Sang hakim mungkin berharap sang terdakwa akan melihat pada
dosa-dosanya dan berlinang air mata menceracap pengakuan dan air mata. Tapi aku
tidak sepintar itu, padahal aku sudah menyadarinya tadi.
Tatapan perempuan itu selalu mampu membuatku seperti berada
diruang kosong, melenyapkan segala pijakan dan sandaranku. Sayangnya dia hanya
memandangiku saja, lebih tepatnya melirik dibalik kacamata berbingkai tebalnya.
Dia membuatku sadar diruang kosong itu aku tak bisa kemana-mana lagi, terdakwa
yang tak bisa lari dari kenyataan timbangan dosanya benar-benar miring.
Apa yang harus kukatakan?, Permintaan maaf dan penyesalan?,
Sebuah formalitas di awal semacam “ Hai, apa kabar? Kau kelihatan cantik hari
ini.”?, Begitu?. Aku bingung, aku bingung memikirkan sesuatu yang sama lalu
linglung lalu memikirkannya lagi namun tetap saja bingung.
Tapi perempuan itu kemudian hanya melipat tangannya bersilang
di dadanya. Ia masih melanjutkan tatapannya, masih tanpa suara, ekspresinya pun
sama. Setelah aku duduk di sebelahnya, barulah ia menarik nafas panjang dan
angkat bicara.
“Aku kira kamu tak akan datang.”
“Bagaimana mungkin aku tidak datang Las, lagipula aku
menginap disini.”
“Bisa saja kamu beralasan sibuk atau entah apa.”
“Kamu mau aku begitu?.”
“Tidak.”
“Aku tadi juga berpikir, masih juga kau datang.”
“Ini terlalu lama Radit.”
“Aku terlalu rindu.”
Lastri tersenyum mendengarku. Ia berdiri menarik tanganku
untuk keluar dari lobby hotel di jalan Tendean ini, penangguhan putusan rupanya
terjadi. Taksi putih sudah menunggu, ia masuk duluan dan aku menyusul.
“Kamu tidak ingin mengatakan apa-apa?.”
“Kadang-kadang aku ingin mundur, tapi seperti yang pernah
kubilang ini sudah terlanjur.”
“Ya, seperti sudah terjebak ya?.”
“Siapa lagi selain kamu yang mau sama aku.”
“Pendekatan juga butuh waktu dan biaya, malas.”
Kami tertawa di jok belakang taksi, kugenggam tangannya yang
kecil dan ia bersandar dipundakku. satu bulan?
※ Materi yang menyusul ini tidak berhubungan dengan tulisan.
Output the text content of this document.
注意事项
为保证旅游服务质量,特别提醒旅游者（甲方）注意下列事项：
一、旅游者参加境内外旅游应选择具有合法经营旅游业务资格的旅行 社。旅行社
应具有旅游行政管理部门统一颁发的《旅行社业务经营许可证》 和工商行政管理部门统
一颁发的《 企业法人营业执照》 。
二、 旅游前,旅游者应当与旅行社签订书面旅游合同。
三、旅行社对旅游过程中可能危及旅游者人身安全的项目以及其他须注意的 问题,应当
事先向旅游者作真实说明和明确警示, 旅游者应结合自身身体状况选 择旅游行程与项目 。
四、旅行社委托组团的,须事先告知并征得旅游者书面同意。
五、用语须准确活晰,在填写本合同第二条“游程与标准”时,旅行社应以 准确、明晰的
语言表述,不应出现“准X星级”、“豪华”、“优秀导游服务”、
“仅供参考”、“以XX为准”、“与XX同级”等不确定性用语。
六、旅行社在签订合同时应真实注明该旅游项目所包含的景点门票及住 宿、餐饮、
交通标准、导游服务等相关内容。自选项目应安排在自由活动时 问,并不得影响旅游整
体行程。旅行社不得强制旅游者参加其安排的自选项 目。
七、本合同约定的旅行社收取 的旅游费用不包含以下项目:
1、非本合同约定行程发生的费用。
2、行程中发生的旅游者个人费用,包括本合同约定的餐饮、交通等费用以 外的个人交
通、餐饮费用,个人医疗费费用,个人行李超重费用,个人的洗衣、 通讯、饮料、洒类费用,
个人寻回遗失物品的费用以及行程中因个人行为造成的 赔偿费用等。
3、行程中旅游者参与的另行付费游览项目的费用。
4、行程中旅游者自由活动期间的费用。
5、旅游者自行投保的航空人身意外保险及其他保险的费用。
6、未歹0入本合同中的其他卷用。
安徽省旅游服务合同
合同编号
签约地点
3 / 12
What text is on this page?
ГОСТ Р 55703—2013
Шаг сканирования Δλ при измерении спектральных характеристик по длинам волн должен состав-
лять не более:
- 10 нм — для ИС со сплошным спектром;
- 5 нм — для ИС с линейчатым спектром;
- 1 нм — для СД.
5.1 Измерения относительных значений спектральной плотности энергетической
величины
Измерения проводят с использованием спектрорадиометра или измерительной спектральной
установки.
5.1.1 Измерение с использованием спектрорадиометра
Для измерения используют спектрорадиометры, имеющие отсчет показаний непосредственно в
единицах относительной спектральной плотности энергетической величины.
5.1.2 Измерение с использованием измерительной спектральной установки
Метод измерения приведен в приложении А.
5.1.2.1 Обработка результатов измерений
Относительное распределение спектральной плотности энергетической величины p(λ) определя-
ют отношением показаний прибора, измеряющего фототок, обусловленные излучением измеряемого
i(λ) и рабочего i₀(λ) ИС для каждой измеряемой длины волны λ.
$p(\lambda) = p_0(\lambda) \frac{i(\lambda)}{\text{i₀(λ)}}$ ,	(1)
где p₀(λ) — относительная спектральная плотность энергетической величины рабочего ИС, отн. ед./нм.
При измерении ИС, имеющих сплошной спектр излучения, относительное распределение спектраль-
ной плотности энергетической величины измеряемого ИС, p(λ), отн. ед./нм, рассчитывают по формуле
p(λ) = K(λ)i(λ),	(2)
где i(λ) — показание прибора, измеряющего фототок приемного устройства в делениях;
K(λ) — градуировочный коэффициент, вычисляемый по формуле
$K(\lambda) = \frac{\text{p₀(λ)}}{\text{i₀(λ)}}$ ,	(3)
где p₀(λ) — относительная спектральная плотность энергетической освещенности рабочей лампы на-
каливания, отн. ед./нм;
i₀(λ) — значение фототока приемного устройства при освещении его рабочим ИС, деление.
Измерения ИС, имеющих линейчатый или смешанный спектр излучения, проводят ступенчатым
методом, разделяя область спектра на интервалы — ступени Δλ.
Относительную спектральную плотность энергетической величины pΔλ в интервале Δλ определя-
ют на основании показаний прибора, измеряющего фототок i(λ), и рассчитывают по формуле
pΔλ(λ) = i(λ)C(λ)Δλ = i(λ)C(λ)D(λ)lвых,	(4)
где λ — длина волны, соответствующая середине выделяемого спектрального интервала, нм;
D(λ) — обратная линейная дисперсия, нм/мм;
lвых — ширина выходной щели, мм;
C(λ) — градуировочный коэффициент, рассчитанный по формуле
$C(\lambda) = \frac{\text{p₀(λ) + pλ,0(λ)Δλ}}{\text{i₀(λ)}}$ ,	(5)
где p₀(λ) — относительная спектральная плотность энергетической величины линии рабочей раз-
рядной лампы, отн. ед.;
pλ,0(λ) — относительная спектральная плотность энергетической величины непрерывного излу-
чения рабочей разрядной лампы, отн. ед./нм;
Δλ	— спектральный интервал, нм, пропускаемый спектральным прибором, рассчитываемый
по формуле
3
Dua bulan lalu?, Aku lupa kapan persisnya
terakhir kali kupegang tangannya. Mungkin dipasir pantai Tanjung Bira. Ah
tidak, dia yang menggenggam tanganku.
“Jangan diulangi lagi.”
“Ya, kamu juga”
Perempuan itu memukul pundakku dua kali, lalu kembali
bersandar. Keputusan sudah dibuat, sang terdakwa diampuni.